Members of Congress, most notably Boudinot, who was a native of New Jersey, felt that the situation had grown critical by the night of June 20.
"The air was alive with wild rumors," Collins wrote. "Some said that the mutineers intended to raid the bank; others declared that an assault would be made on the Council; others that Congress was to be seized and held for ransom … ."
The congressional committee demanded from the president of the state council of Pennsylvania some action to confront the soldiers and deal with the issue of pay. Multiple emergency sessions of state and congressional representatives were called over that weekend, and Boudinot dispatched a letter to Gen. George Washington asking for troops to quell the soldiers.
At 11 p.m. June 21, Boudinot wrote a second letter to Washington in which he sent three resolutions, one of which resolved "to summon the members of Congress to meet on Thursday next at Trenton or Princeton in New-Jersey in order that further & more effectual measures be taken for suppressing the Present revolt & maintaining the dignity and authority of the United States."

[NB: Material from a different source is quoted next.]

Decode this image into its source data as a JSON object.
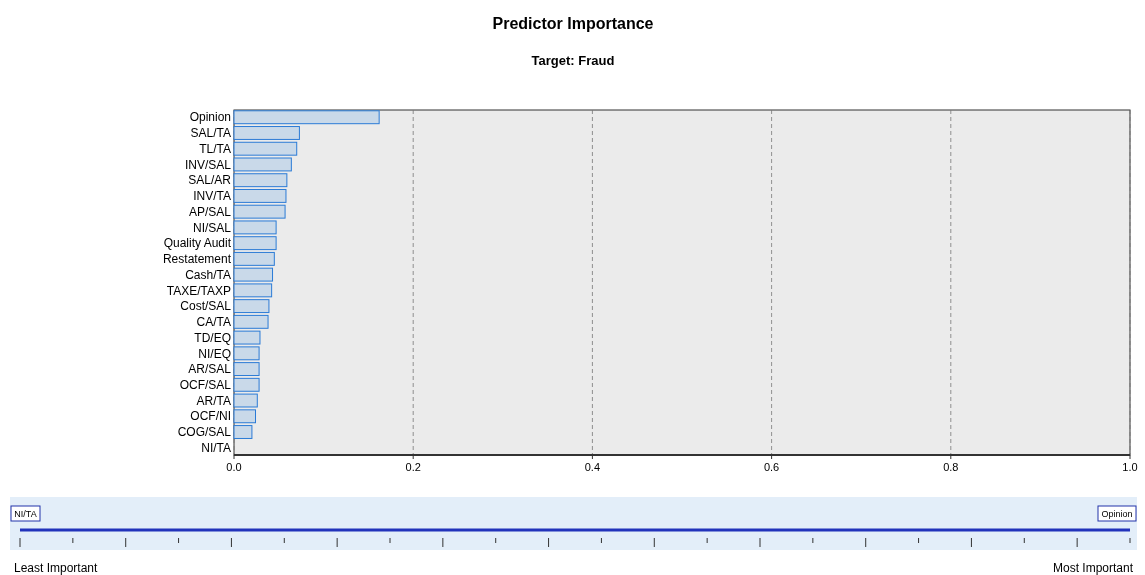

According to Collins, the state recognized that the citizens of Philadelphia were sympathetic to the concerns of the soldiers, and decided not to call out the militia against them. John Dickinson, president of the Pennsylvania state council, felt he could do nothing other than to "advise Mr. Boudinot to adjourn from the City."
Word made its way to Boudinot, and on June 23, 1783, he wrote to his brother, Elisha, in New Jersey, "Congress will not sit here, but have authorized me to change their place of Residence — I mean to adjourn to Princeton if the Inhabitants of New Jersey will protect us … ."
On June 24, Boudinot set off for Princeton after issuing the Proclamation Adjourning Congress to Princeton. In the proclamation he called for all the delegates to meet in Princeton June 26.
Personal ties bring Congress to Princeton
While historical records don't document the reasons why Boudinot chose Princeton over Trenton, Collins wrote that it was not the first time that members of Congress had considered Princeton as home to the federal government. Correspondence of 1779 shows at least one member of Congress referred to buying land in Princeton to establish public buildings for a permanent home for the federal government.
But historical accounts more or less deduced that Boudinot's reasons were personal. He knew Princeton well.
"As a boy he had played along its fertile street when his father's silversmith shop was also the village post office," Collins wrote. Boudinot had married Hannah Stockton, who was the sister of "Princeton's leading citizen," Richard Stockton, who had been a member of Congress and a signer of the Declaration of Independence.
There was also the fact that Boudinot's colleague John Witherspoon had left Congress a few months earlier to become president of the College of New Jersey. He was president from 1768 to 1794.
"Nor is it possible that as a trustee of the College of New Jersey he (Boudinot) had forgotten its unswerving loyalty to the Revolutionary cause or lost sight of the patriotism of citizens whose little village rejoiced in a well-earned reputation as a hot-bed of rebellion," Collins wrote.
The New Jersey State Council welcomed the Congress unanimously, submitting a letter pledging the loyalty of the state.
Vice President of the College Samuel Stanhope Smith also presented to Congress a letter on June 26, 1783, on behalf of the governors and masters of the University offering, "If the Hall, or library room, can be made of any service to Congress, as places in which to hold their Sessions, or for any other purpose, we pray that they would accept them during their continuance in this place."
The Congress passed a resolution July 2 accepting the use of Nassau Hall, sent a letter to the town July 4, and the University was the seat of the federal government from July to November of 1783.
It was while in Princeton that the Congress learned that the Treaty of Paris had been signed Sept. 3, 1783, and it was this peace treaty that ultimately recognized the nation's independence.